ENG 357 Postcolonial Literature and Film
Throughout the mid- to late-twentieth century, formerly colonized people from around the world gained independence and established new nations. It meant the end of a particular form of oppression but also the enormous challenge of producing new cultural norms, governance, social relations, and intellectual habits. Decolonization gave as much rise to civil wars and coup d'états as to a rich body of art that imagines unseen possibilities while registering the realities of intergenerational trauma, survival, and diaspora. We will explore how new media capture these experiences by encountering films and novels by Ousmane Sembène, Michel Khleifi, Atom Egoyan, Sohrab Salles, Trinh T. Minh-ha, Tayeb Salih, and Arundhati Roy, to name a few. We will supplement our reading and viewing with major architects and theorists of anti-colonial revolutions like Franz Fanon and C.L.R. James. Fulfills the DIV13 requirement. Also offered as DMF-357, and GS-357. Prerequisite: ENG-250.
Senior year experiences
ENG 450 SYE: Jane Austen
Country dances, duels, rides in fast gigs: these are among the many incidents in Jane Austen’s novels.
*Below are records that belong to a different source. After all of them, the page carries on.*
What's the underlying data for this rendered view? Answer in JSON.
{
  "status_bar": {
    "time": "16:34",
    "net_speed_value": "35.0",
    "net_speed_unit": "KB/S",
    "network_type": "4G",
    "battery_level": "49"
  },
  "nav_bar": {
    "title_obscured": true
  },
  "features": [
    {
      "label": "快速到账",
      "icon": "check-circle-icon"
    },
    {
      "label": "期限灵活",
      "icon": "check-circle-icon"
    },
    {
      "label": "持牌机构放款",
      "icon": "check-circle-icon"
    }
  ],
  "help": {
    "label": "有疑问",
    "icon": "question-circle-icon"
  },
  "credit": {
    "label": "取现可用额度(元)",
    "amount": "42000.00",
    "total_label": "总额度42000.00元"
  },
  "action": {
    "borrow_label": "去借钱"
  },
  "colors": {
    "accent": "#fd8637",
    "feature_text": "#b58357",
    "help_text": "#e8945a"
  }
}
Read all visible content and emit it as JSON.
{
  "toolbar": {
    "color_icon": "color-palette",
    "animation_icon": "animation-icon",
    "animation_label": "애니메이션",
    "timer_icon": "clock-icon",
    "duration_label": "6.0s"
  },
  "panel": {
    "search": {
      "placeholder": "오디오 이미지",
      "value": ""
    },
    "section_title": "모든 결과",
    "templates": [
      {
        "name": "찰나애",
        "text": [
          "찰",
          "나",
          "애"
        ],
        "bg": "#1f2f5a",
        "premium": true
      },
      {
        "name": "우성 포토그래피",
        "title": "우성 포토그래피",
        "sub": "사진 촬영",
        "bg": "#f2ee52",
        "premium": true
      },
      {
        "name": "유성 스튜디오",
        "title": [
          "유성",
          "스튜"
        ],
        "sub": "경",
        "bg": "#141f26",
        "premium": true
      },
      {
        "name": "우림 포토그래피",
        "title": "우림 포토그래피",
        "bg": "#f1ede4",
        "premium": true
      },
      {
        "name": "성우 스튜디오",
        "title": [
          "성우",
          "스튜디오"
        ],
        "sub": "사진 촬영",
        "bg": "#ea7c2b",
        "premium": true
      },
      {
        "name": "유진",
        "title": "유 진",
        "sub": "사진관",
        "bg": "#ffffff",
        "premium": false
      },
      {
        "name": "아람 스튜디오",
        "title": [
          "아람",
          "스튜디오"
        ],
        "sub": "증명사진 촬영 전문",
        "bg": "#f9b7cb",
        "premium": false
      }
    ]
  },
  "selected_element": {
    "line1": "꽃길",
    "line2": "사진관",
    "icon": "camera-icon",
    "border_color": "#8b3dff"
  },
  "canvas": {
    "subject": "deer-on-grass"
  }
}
At first glance, they seem far removed from our world. When was the last time you issued a dawn challenge with pistols or swords? Yet such incidents continue to resonate with readers because they capture the dilemmas we all face: how to find individual happiness, how to balance that happiness with responsibilities to families and communities, how to achieve self-knowledge as well as empathy with others. In this seminar, we explore five of Jane Austen's novels, their film adaptations, and their ongoing relevance. This course is restricted to senior English majors. Prerequisite: ENG 250.